Field Type Description
media_file string The name of the media file this row refers to. Coincides with the page title of the media file page in Commons. URL version (with underscores).
categories list<string> The category names that the media file is directly associated with.
primary_categories list<string> The top ancestor category names of the media file. They should be in the Commons institution category allow-list. Ideally, there should be only one primary category, but since we can not control that from MediaWiki, we accept multiple primary categories.
wiki string The canonical name of the visualized wiki, i.e.: “en.wikipedia” or “fr.wiktionary”. Only wikis that feature the media file at least once will appear here.
page_title string The title of the visualized (namespace=0) page. URL version (with underscores). Only (namespace=0) pages featuring the media file will appear here.
pageview_count long Aggregated pageview count for (namespace=0) pages featuring the media file.
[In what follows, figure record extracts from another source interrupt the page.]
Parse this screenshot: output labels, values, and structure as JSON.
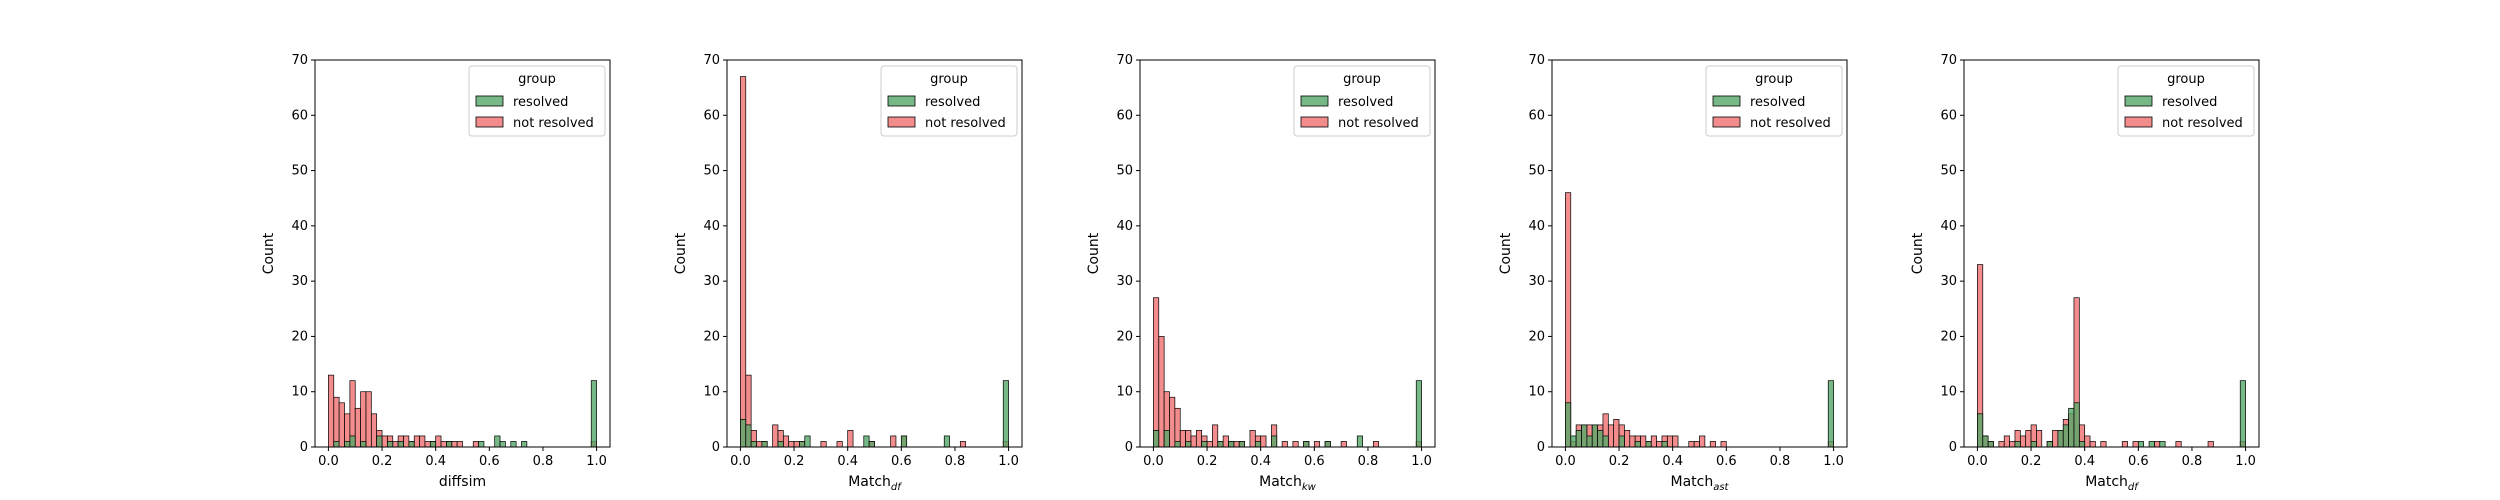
{
  "legend_title": "group",
  "ylabel": "Count",
  "colors": {
    "resolved": "#55a868",
    "not_resolved": "#f07070"
  },
  "chart_data": [
    {
      "type": "bar",
      "title": "",
      "xlabel": "diffsim",
      "xlabel_sub": "",
      "ylabel": "Count",
      "xlim": [
        -0.05,
        1.05
      ],
      "ylim": [
        0,
        70
      ],
      "x_ticks": [
        "0.0",
        "0.2",
        "0.4",
        "0.6",
        "0.8",
        "1.0"
      ],
      "y_ticks": [
        "0",
        "10",
        "20",
        "30",
        "40",
        "50",
        "60",
        "70"
      ],
      "legend": {
        "title": "group",
        "entries": [
          "resolved",
          "not resolved"
        ],
        "placement": "upper right"
      },
      "bin_width": 0.02,
      "series": [
        {
          "name": "not resolved",
          "bins": [
            [
              0.0,
              13
            ],
            [
              0.02,
              9
            ],
            [
              0.04,
              8
            ],
            [
              0.06,
              6
            ],
            [
              0.08,
              12
            ],
            [
              0.1,
              7
            ],
            [
              0.12,
              10
            ],
            [
              0.14,
              10
            ],
            [
              0.16,
              6
            ],
            [
              0.18,
              3
            ],
            [
              0.2,
              2
            ],
            [
              0.22,
              2
            ],
            [
              0.24,
              1
            ],
            [
              0.26,
              2
            ],
            [
              0.28,
              2
            ],
            [
              0.3,
              1
            ],
            [
              0.32,
              2
            ],
            [
              0.34,
              2
            ],
            [
              0.36,
              1
            ],
            [
              0.38,
              1
            ],
            [
              0.4,
              2
            ],
            [
              0.42,
              1
            ],
            [
              0.44,
              1
            ],
            [
              0.46,
              1
            ],
            [
              0.48,
              1
            ],
            [
              0.54,
              1
            ],
            [
              0.98,
              1
            ]
          ]
        },
        {
          "name": "resolved",
          "bins": [
            [
              0.02,
              1
            ],
            [
              0.06,
              1
            ],
            [
              0.08,
              2
            ],
            [
              0.12,
              1
            ],
            [
              0.18,
              2
            ],
            [
              0.22,
              1
            ],
            [
              0.26,
              1
            ],
            [
              0.3,
              1
            ],
            [
              0.38,
              1
            ],
            [
              0.44,
              1
            ],
            [
              0.56,
              1
            ],
            [
              0.62,
              2
            ],
            [
              0.64,
              1
            ],
            [
              0.68,
              1
            ],
            [
              0.72,
              1
            ],
            [
              0.98,
              12
            ]
          ]
        }
      ]
    },
    {
      "type": "bar",
      "title": "",
      "xlabel": "Match",
      "xlabel_sub": "df",
      "ylabel": "Count",
      "xlim": [
        -0.05,
        1.05
      ],
      "ylim": [
        0,
        70
      ],
      "x_ticks": [
        "0.0",
        "0.2",
        "0.4",
        "0.6",
        "0.8",
        "1.0"
      ],
      "y_ticks": [
        "0",
        "10",
        "20",
        "30",
        "40",
        "50",
        "60",
        "70"
      ],
      "legend": {
        "title": "group",
        "entries": [
          "resolved",
          "not resolved"
        ],
        "placement": "upper right"
      },
      "bin_width": 0.02,
      "series": [
        {
          "name": "not resolved",
          "bins": [
            [
              0.0,
              67
            ],
            [
              0.02,
              13
            ],
            [
              0.04,
              3
            ],
            [
              0.06,
              1
            ],
            [
              0.08,
              1
            ],
            [
              0.12,
              4
            ],
            [
              0.14,
              3
            ],
            [
              0.16,
              2
            ],
            [
              0.18,
              1
            ],
            [
              0.2,
              1
            ],
            [
              0.22,
              1
            ],
            [
              0.3,
              1
            ],
            [
              0.36,
              1
            ],
            [
              0.4,
              3
            ],
            [
              0.48,
              1
            ],
            [
              0.56,
              2
            ],
            [
              0.6,
              2
            ],
            [
              0.82,
              1
            ],
            [
              0.98,
              1
            ]
          ]
        },
        {
          "name": "resolved",
          "bins": [
            [
              0.0,
              5
            ],
            [
              0.02,
              4
            ],
            [
              0.04,
              1
            ],
            [
              0.08,
              1
            ],
            [
              0.14,
              1
            ],
            [
              0.22,
              1
            ],
            [
              0.24,
              2
            ],
            [
              0.46,
              2
            ],
            [
              0.48,
              1
            ],
            [
              0.6,
              2
            ],
            [
              0.76,
              2
            ],
            [
              0.98,
              12
            ]
          ]
        }
      ]
    },
    {
      "type": "bar",
      "title": "",
      "xlabel": "Match",
      "xlabel_sub": "kw",
      "ylabel": "Count",
      "xlim": [
        -0.05,
        1.05
      ],
      "ylim": [
        0,
        70
      ],
      "x_ticks": [
        "0.0",
        "0.2",
        "0.4",
        "0.6",
        "0.8",
        "1.0"
      ],
      "y_ticks": [
        "0",
        "10",
        "20",
        "30",
        "40",
        "50",
        "60",
        "70"
      ],
      "legend": {
        "title": "group",
        "entries": [
          "resolved",
          "not resolved"
        ],
        "placement": "upper right"
      },
      "bin_width": 0.02,
      "series": [
        {
          "name": "not resolved",
          "bins": [
            [
              0.0,
              27
            ],
            [
              0.02,
              20
            ],
            [
              0.04,
              10
            ],
            [
              0.06,
              9
            ],
            [
              0.08,
              7
            ],
            [
              0.1,
              3
            ],
            [
              0.12,
              3
            ],
            [
              0.14,
              2
            ],
            [
              0.16,
              3
            ],
            [
              0.18,
              2
            ],
            [
              0.2,
              1
            ],
            [
              0.22,
              4
            ],
            [
              0.24,
              1
            ],
            [
              0.26,
              2
            ],
            [
              0.28,
              1
            ],
            [
              0.3,
              1
            ],
            [
              0.32,
              1
            ],
            [
              0.36,
              3
            ],
            [
              0.38,
              2
            ],
            [
              0.4,
              2
            ],
            [
              0.44,
              4
            ],
            [
              0.48,
              1
            ],
            [
              0.52,
              1
            ],
            [
              0.56,
              1
            ],
            [
              0.6,
              1
            ],
            [
              0.64,
              1
            ],
            [
              0.7,
              1
            ],
            [
              0.82,
              1
            ],
            [
              0.98,
              1
            ]
          ]
        },
        {
          "name": "resolved",
          "bins": [
            [
              0.0,
              3
            ],
            [
              0.04,
              3
            ],
            [
              0.08,
              1
            ],
            [
              0.12,
              1
            ],
            [
              0.18,
              1
            ],
            [
              0.24,
              1
            ],
            [
              0.28,
              1
            ],
            [
              0.32,
              1
            ],
            [
              0.38,
              1
            ],
            [
              0.44,
              2
            ],
            [
              0.56,
              1
            ],
            [
              0.64,
              1
            ],
            [
              0.76,
              2
            ],
            [
              0.98,
              12
            ]
          ]
        }
      ]
    },
    {
      "type": "bar",
      "title": "",
      "xlabel": "Match",
      "xlabel_sub": "ast",
      "ylabel": "Count",
      "xlim": [
        -0.05,
        1.05
      ],
      "ylim": [
        0,
        70
      ],
      "x_ticks": [
        "0.0",
        "0.2",
        "0.4",
        "0.6",
        "0.8",
        "1.0"
      ],
      "y_ticks": [
        "0",
        "10",
        "20",
        "30",
        "40",
        "50",
        "60",
        "70"
      ],
      "legend": {
        "title": "group",
        "entries": [
          "resolved",
          "not resolved"
        ],
        "placement": "upper right"
      },
      "bin_width": 0.02,
      "series": [
        {
          "name": "not resolved",
          "bins": [
            [
              0.0,
              46
            ],
            [
              0.02,
              1
            ],
            [
              0.04,
              4
            ],
            [
              0.06,
              4
            ],
            [
              0.08,
              4
            ],
            [
              0.1,
              4
            ],
            [
              0.12,
              4
            ],
            [
              0.14,
              6
            ],
            [
              0.16,
              4
            ],
            [
              0.18,
              5
            ],
            [
              0.2,
              4
            ],
            [
              0.22,
              3
            ],
            [
              0.24,
              2
            ],
            [
              0.26,
              2
            ],
            [
              0.28,
              2
            ],
            [
              0.3,
              1
            ],
            [
              0.32,
              2
            ],
            [
              0.34,
              1
            ],
            [
              0.36,
              2
            ],
            [
              0.38,
              2
            ],
            [
              0.4,
              2
            ],
            [
              0.46,
              1
            ],
            [
              0.48,
              1
            ],
            [
              0.5,
              2
            ],
            [
              0.54,
              1
            ],
            [
              0.58,
              1
            ],
            [
              0.98,
              1
            ]
          ]
        },
        {
          "name": "resolved",
          "bins": [
            [
              0.0,
              8
            ],
            [
              0.02,
              2
            ],
            [
              0.04,
              3
            ],
            [
              0.06,
              4
            ],
            [
              0.08,
              2
            ],
            [
              0.1,
              4
            ],
            [
              0.12,
              3
            ],
            [
              0.14,
              2
            ],
            [
              0.2,
              2
            ],
            [
              0.26,
              1
            ],
            [
              0.3,
              1
            ],
            [
              0.36,
              1
            ],
            [
              0.98,
              12
            ]
          ]
        }
      ]
    },
    {
      "type": "bar",
      "title": "",
      "xlabel": "Match",
      "xlabel_sub": "df",
      "ylabel": "Count",
      "xlim": [
        -0.05,
        1.05
      ],
      "ylim": [
        0,
        70
      ],
      "x_ticks": [
        "0.0",
        "0.2",
        "0.4",
        "0.6",
        "0.8",
        "1.0"
      ],
      "y_ticks": [
        "0",
        "10",
        "20",
        "30",
        "40",
        "50",
        "60",
        "70"
      ],
      "legend": {
        "title": "group",
        "entries": [
          "resolved",
          "not resolved"
        ],
        "placement": "upper right"
      },
      "bin_width": 0.02,
      "series": [
        {
          "name": "not resolved",
          "bins": [
            [
              0.0,
              33
            ],
            [
              0.02,
              2
            ],
            [
              0.04,
              1
            ],
            [
              0.08,
              1
            ],
            [
              0.1,
              2
            ],
            [
              0.12,
              1
            ],
            [
              0.14,
              3
            ],
            [
              0.16,
              2
            ],
            [
              0.18,
              3
            ],
            [
              0.2,
              4
            ],
            [
              0.22,
              3
            ],
            [
              0.26,
              1
            ],
            [
              0.28,
              3
            ],
            [
              0.3,
              3
            ],
            [
              0.32,
              5
            ],
            [
              0.34,
              6
            ],
            [
              0.36,
              27
            ],
            [
              0.38,
              4
            ],
            [
              0.4,
              2
            ],
            [
              0.42,
              1
            ],
            [
              0.46,
              1
            ],
            [
              0.54,
              1
            ],
            [
              0.58,
              1
            ],
            [
              0.66,
              1
            ],
            [
              0.74,
              1
            ],
            [
              0.86,
              1
            ],
            [
              0.98,
              1
            ]
          ]
        },
        {
          "name": "resolved",
          "bins": [
            [
              0.0,
              6
            ],
            [
              0.02,
              2
            ],
            [
              0.04,
              1
            ],
            [
              0.14,
              1
            ],
            [
              0.2,
              1
            ],
            [
              0.26,
              1
            ],
            [
              0.3,
              3
            ],
            [
              0.32,
              4
            ],
            [
              0.34,
              7
            ],
            [
              0.36,
              8
            ],
            [
              0.38,
              1
            ],
            [
              0.6,
              1
            ],
            [
              0.64,
              1
            ],
            [
              0.68,
              1
            ],
            [
              0.98,
              12
            ]
          ]
        }
      ]
    }
  ]
}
Rows with pageview_count=0 should be omitted!
month string The month for which we aggregate the data (YYYY-MM).

Notes:

  • This dataset aggregates counts to (namespace=0) wiki pages that include the specified media files.
  • Each media file has 1 row for each page that includes it. Each page will have the corresponding pageview count.
  • You can aggregate the pageview_count value only across the wiki, page_title, and month dimensions. All queries to this table should always filter or breakdown by media_file.
  • Pageviews to the Main page are not counted.

Edits

Field Type Description
user_name string The user name of the user who performed the edit. This is resolved from the actor table’s actor_name. If no actor is found, it is set to ‘anonymous’. If it has been suppressed, it is set to ‘redacted’.
edit_type string Either “create” (for the first revision of a media file page), or “update” (for all other revisions of the media file page).
media_file string The name of the edited media file. Coincides with the page title of the media file page in Commons. URL version (with underscores).
categories list<string> The category names that the media file is directly associated with.
primary_categories list<string> The top ancestor category names of the media file. They should be in the Commons institution category allow-list. Ideally, there should be only one primary category, but since we can not control that from MediaWiki, we accept multiple primary categories.
dt timestamp The timestamp of the edit.

Notes:

  • This is an event-based dataset, each row corresponds to an edit event.
  • You can aggregate across any set of dimensions.